In Oakland, the school board has rejected two charter proposals it has received since 2020: a new school was denied because it didn’t have a sound educational program, and an expansion was shot down because of the financial impact on the district from losing more students to the charter, said Davis, the board member.

Even Yu Ming, the top performing K-8 public school in Alameda County, which includes Oakland, encountered resistance in its request to grow its enrollment in the city. Students in the Mandarin immersion charter—30% of whom are low-income—performed about three times better than Oakland students on a 2022 state test, an extraordinary margin. Although Yu Ming has a waiting list, the Oakland board passed a resolution to compel the county, which controls the charter, to allow it to expand into a neighboring city.

“The problem is that if we expand enrollment at charter schools, including the highly successful ones, that contributes to the decreasing enrollment in the district and leads to us closing more neighborhood schools, which is very painful,” Davis said.

However, the benefit to students who would have enrolled in an expanded charter like Yu Ming could be significant. One of the most effective ways to deal with the chronic academic problems of low-income students is simply to put them in a better school.

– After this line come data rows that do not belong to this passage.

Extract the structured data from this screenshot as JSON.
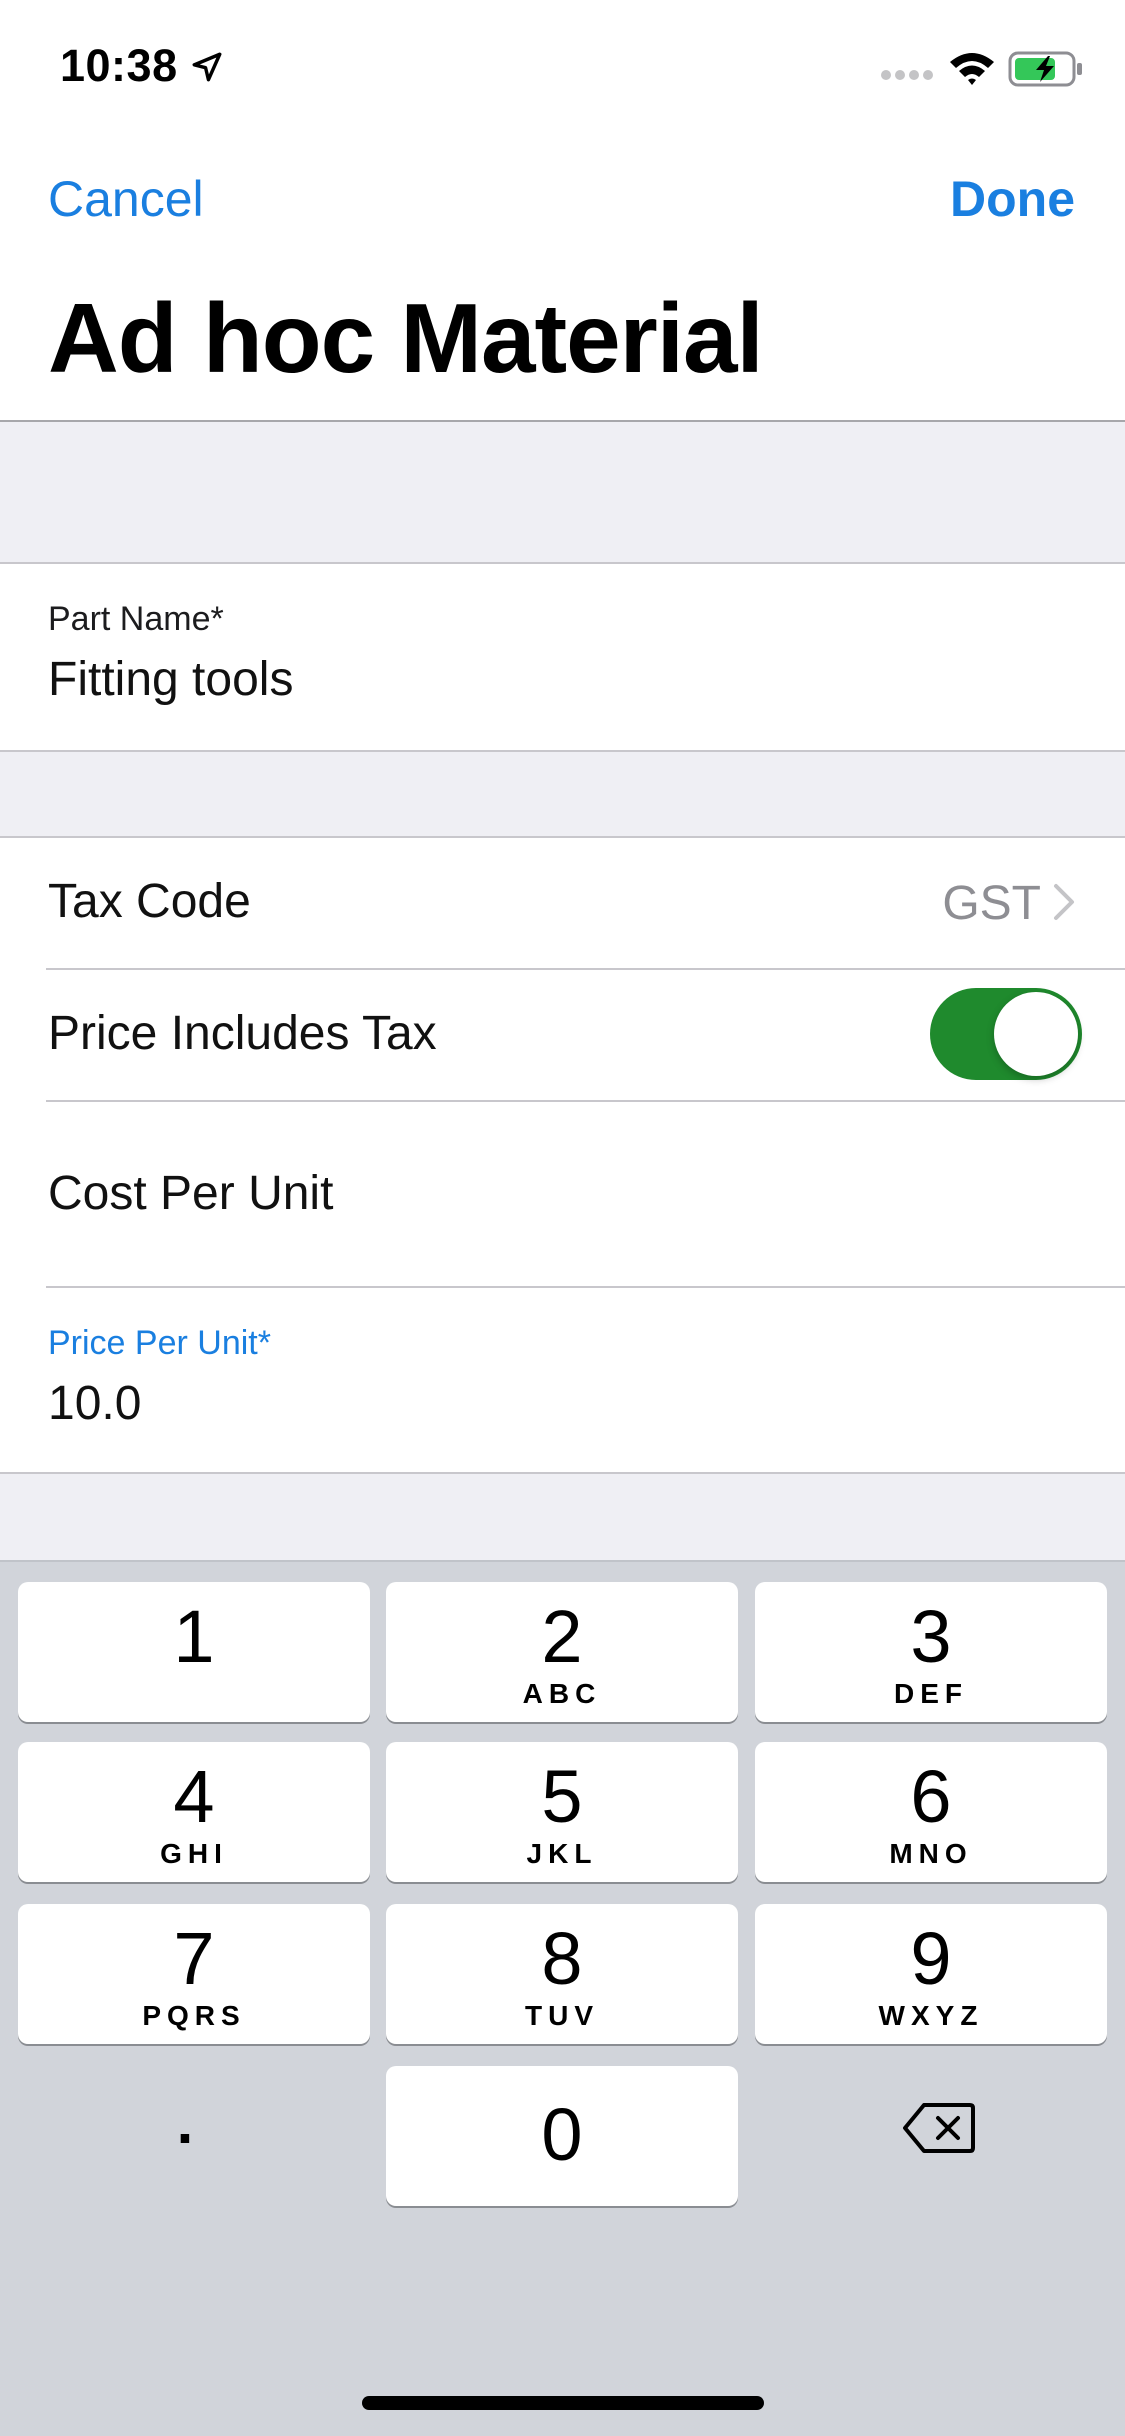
{
  "status_bar": {
    "time": "10:38",
    "icons": [
      "location-arrow-icon",
      "signal-dots-icon",
      "wifi-icon",
      "battery-charging-icon"
    ]
  },
  "nav": {
    "cancel_label": "Cancel",
    "done_label": "Done",
    "title": "Ad hoc Material"
  },
  "form": {
    "part_name": {
      "label": "Part Name*",
      "value": "Fitting tools"
    },
    "tax_code": {
      "label": "Tax Code",
      "value": "GST"
    },
    "price_includes_tax": {
      "label": "Price Includes Tax",
      "on": true
    },
    "cost_per_unit": {
      "label": "Cost Per Unit",
      "value": ""
    },
    "price_per_unit": {
      "label": "Price Per Unit*",
      "value": "10.0"
    }
  },
  "keyboard": {
    "keys": [
      {
        "num": "1",
        "letters": ""
      },
      {
        "num": "2",
        "letters": "ABC"
      },
      {
        "num": "3",
        "letters": "DEF"
      },
      {
        "num": "4",
        "letters": "GHI"
      },
      {
        "num": "5",
        "letters": "JKL"
      },
      {
        "num": "6",
        "letters": "MNO"
      },
      {
        "num": "7",
        "letters": "PQRS"
      },
      {
        "num": "8",
        "letters": "TUV"
      },
      {
        "num": "9",
        "letters": "WXYZ"
      },
      {
        "num": "0",
        "letters": ""
      }
    ],
    "dot_label": "."
  },
  "colors": {
    "accent": "#1a7fe0",
    "toggle_on": "#1f8a2d",
    "group_background": "#efeff4",
    "keyboard_background": "#d1d4da"
  }
}
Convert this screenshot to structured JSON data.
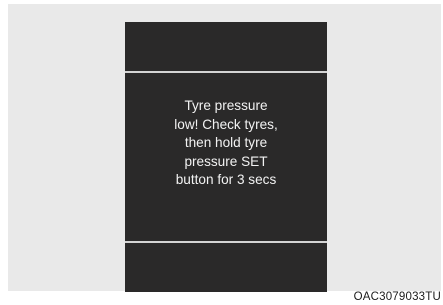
{
  "display": {
    "message_lines": [
      "Tyre pressure",
      "low! Check tyres,",
      "then hold tyre",
      "pressure SET",
      "button for 3 secs"
    ]
  },
  "figure": {
    "code": "OAC3079033TU"
  }
}
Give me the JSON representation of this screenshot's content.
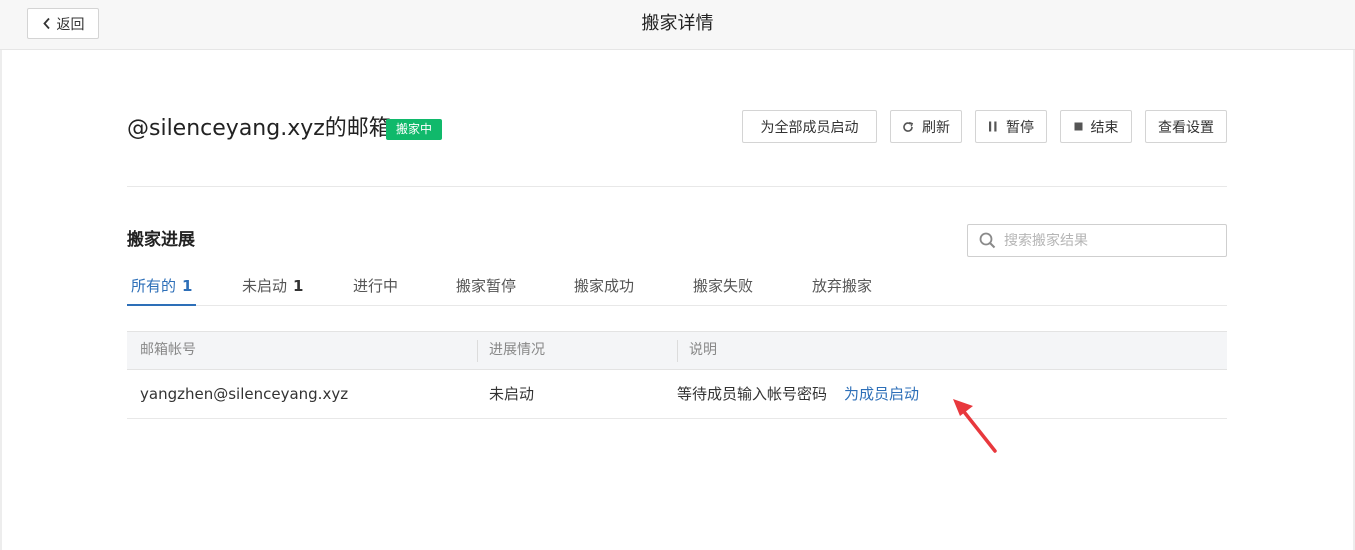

According to a CREDO study of school closures in 26 states, that alone makes a big difference.

The research showed that students—particularly blacks and Latinos—who transferred to superior schools made greater academic gains than their peers who remained in poorly performing schools. However, a little less than half of the displaced students were moved to higher-quality schools, which are in short supply in many cities.

Margaret Raymond, the CREDO director, says local boards closing facilities should also focus on finding ways to transfer students to better schools, including charters, even if districts take a financial hit.

“The lesson is that choosing the worst schools to close is probably a good thing, but that’s only half the exercise,” Raymond said. “Districts also have to figure out how to marshal those kids into settings where they have a chance of recovering academically.”